Taylor Ho Bynum

*Photo by Peter Gannushkin

Bike Tour

Day 8 – 9/4, 8:45pm, Centralia WA

Biking south out of Seattle on a clear day, Mt. Rainier looms like a totem, beckoning you forward from your left up ahead. You catch glimpses of it as you bike through the strip malls, suburbs, and industrial zones that, like most American cities, ring Seattle. Then it becomes a near-constant companion, pulling slowly, tantalizingly closer to your even left, until the final, sweet satisfaction of getting in front of it, having to crane your neck to see it behind you.
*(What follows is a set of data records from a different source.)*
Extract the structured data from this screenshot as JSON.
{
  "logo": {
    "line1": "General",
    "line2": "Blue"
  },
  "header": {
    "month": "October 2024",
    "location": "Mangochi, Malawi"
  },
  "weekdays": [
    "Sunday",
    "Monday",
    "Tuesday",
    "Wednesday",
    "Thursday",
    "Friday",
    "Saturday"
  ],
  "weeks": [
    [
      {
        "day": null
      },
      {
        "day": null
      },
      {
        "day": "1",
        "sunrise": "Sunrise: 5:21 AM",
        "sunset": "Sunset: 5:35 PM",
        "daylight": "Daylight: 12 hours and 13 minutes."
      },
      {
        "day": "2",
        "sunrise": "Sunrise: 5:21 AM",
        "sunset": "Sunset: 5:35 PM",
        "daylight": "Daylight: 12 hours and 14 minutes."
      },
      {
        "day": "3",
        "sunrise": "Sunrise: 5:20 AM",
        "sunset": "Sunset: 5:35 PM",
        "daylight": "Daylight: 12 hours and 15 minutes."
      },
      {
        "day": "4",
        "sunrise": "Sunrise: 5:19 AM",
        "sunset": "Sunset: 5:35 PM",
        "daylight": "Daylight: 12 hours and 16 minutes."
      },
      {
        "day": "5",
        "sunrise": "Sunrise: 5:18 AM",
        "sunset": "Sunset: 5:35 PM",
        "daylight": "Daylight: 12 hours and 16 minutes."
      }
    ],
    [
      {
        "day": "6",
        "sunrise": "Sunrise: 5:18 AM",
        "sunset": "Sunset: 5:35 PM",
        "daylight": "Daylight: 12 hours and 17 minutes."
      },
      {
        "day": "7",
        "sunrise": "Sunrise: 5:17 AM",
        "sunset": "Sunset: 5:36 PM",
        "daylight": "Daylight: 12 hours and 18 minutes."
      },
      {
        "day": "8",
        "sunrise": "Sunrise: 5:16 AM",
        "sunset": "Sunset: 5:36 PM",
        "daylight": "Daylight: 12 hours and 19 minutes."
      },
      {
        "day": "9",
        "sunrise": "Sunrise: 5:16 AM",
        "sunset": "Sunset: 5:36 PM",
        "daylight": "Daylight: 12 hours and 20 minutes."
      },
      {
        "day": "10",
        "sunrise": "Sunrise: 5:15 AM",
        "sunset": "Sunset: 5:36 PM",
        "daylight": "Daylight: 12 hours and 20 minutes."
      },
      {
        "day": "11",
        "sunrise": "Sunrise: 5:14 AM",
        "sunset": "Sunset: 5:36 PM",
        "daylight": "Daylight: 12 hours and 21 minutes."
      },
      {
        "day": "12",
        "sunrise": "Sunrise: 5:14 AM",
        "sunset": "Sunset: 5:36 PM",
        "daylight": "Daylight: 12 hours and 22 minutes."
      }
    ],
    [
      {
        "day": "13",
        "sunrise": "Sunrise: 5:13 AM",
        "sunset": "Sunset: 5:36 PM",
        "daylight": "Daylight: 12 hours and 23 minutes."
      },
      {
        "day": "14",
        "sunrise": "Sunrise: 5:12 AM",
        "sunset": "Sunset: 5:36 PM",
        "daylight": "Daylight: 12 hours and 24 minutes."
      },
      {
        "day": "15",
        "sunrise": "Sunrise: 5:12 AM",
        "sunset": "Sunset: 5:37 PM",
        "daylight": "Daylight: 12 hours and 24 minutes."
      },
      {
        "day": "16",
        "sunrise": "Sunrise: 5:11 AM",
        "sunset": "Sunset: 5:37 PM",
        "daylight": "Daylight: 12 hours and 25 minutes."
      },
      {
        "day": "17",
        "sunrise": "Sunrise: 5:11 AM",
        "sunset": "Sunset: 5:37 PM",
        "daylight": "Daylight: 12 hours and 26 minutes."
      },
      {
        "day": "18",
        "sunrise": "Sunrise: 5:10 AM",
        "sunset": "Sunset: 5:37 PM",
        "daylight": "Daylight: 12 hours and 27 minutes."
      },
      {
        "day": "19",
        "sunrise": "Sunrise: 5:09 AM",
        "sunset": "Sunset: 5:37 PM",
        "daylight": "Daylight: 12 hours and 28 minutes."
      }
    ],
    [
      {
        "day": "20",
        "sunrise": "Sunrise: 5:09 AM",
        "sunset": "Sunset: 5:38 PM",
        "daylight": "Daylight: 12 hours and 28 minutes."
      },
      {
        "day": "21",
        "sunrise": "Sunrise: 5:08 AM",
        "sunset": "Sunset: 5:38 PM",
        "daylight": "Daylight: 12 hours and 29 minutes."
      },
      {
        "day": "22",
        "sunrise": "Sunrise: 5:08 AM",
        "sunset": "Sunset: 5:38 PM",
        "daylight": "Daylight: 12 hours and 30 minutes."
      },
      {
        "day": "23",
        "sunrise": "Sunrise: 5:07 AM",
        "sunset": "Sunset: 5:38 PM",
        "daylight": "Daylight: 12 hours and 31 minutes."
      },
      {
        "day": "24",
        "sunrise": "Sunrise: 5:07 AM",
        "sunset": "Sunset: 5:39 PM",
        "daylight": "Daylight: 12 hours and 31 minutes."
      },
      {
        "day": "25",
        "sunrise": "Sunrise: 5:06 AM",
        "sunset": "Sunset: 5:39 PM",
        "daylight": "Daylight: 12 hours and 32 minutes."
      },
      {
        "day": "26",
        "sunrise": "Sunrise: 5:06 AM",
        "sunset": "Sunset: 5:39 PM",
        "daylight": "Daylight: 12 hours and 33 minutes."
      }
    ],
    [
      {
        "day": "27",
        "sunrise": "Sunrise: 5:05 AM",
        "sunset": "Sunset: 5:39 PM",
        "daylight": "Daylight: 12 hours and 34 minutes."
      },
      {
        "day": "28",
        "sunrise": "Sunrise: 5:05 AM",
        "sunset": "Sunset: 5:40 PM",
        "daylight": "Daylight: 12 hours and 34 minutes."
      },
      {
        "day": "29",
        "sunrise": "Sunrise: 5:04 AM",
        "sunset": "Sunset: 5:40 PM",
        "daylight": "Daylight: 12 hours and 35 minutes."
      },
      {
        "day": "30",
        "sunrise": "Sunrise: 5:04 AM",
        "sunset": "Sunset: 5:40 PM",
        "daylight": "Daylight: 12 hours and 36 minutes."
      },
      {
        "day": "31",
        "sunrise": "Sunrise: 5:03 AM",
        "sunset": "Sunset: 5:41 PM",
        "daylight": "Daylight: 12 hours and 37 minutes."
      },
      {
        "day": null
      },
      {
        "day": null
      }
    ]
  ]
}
I biked 97 miles today, the most thus far on this trip. (For those counting at home, the total is at 333, including the miles to and from the gigs in Vancouver and Seattle. I think this 1800-mile composition is going to crack 2000.) I’m glad to have this diary, it gives me someone to talk to on the long bouts on the road. It’s funny watching my brain wander – sometimes obsessing over the route ahead and counting down each painful mile, sometimes zoning out to bits of music in my head or suddenly hearing all the sounds around me (wind, birds, passing cars, even the buzz of the power lines). Creating lists of the hierarchies of road kill – no one mourns a skunk or squirrel, but there is tragedy in a crushed turtle or felled bird. Not sure yet how I feel about possums or snakes. Realizing biking up hills is like cooking – two hours of work for fifteen minutes of pleasure. And many times, having in depth conversations with this diary (yes, I know I’m just talking to myself; no, I’m not worried, yet…), most of which I will wholly forget by the end of the day.

I had a lovely time in Seattle. It was my last dose of familial comfort until San Francisco. Since my brother-in-law lives there, my wife’s whole family had assembled for Labor Day weekend. So a wonderful, if slightly surreal, juxtaposition from my first few days of solitude on the road.

And a fantastic gig last night with Cuong Vu, Carmen Rothwell, and Dylan van der Schyff. Cuong and Dylan have long been two of my favorite musicians, and it was a pleasure to introduce them to each other. Since Dylan was out of town when I was in Vancouver, I had to cheat a little on my “local musician” construct and import him for this gig; I couldn’t roll through the Northwest and not play with him! And I always love multi trumpet/cornet small groups. Stephen Haynes and I had a couple of projects, and I had a quartet with Nate Wooley for a minute, but it’s been a while since I’ve played in that space. Matching horns with players like Stephen, Nate, or Cuong is always deeply inspiring. I also find when a group doubles the same (or similar) instruments, you can really investigate the subtleties of musical personalities past the generalities of the horn.

It was my first time meeting Carmen and she lived up to the strong recommendations she received from several Seattle friends. I was happy to find out she was a former student of Cuong’s. It got me thinking of one of the greatest gifts so many of my teachers gave me – Bill Lowe, Anthony Braxton, Jay Hoggard, Pheeroan akLaff, among others. I met them as a student, but as I matured, they gracefully and generously embraced me as a colleague and a friend. For me, that delicate transition can be one of the beautiful aspects of a life in creative music, and it was great to see that tradition moving forward with Carmen and Cuong.

There was a hip little bike store right across the street from the venue, Bike Works. Among other things, they have a great program where kids can earn a bike by learning how to build them; they’re loaded with recycled and DIY gear. (Dylan found a mountain bike fork he’s been looking for at a great deal.) They gave me a quick tighten-up, so my wheels are spinning truer and my gears are shifting smoother. I also bought one of those uber-nerdy mini rear-view mirrors that clips onto my glasses. I’m going to ignore Satchel Paige’s famous advice; sometimes it’s good to look back, if it’s an 18-wheeler that’s gaining on you.

But tonight, it’s not the trucks but the trains. Centralia is a way-station for the long, long kind, the ones with freight cars for days. I’m staying at a funky place, the Olympic Club, a former “gentlemen’s club” for gamblers, loggers, miners, and train-workers in the 1900s, turned speakeasy during Prohibition, turned historically-minded retro-hipster manifestation now. Meticulously maintained in its classic style, with portraits, facts, stories and quotes painted on the walls. (With a good soundtrack in the restaurant – Willie, Dylan, the Band, etc – and some tasty spicy pork sliders.) The tracks run right behind the hotel, so the trains run through every fifteen minutes or so, whistles blowing and bells a’clanging, a background for some interesting dreams as I collapse exhausted into bed.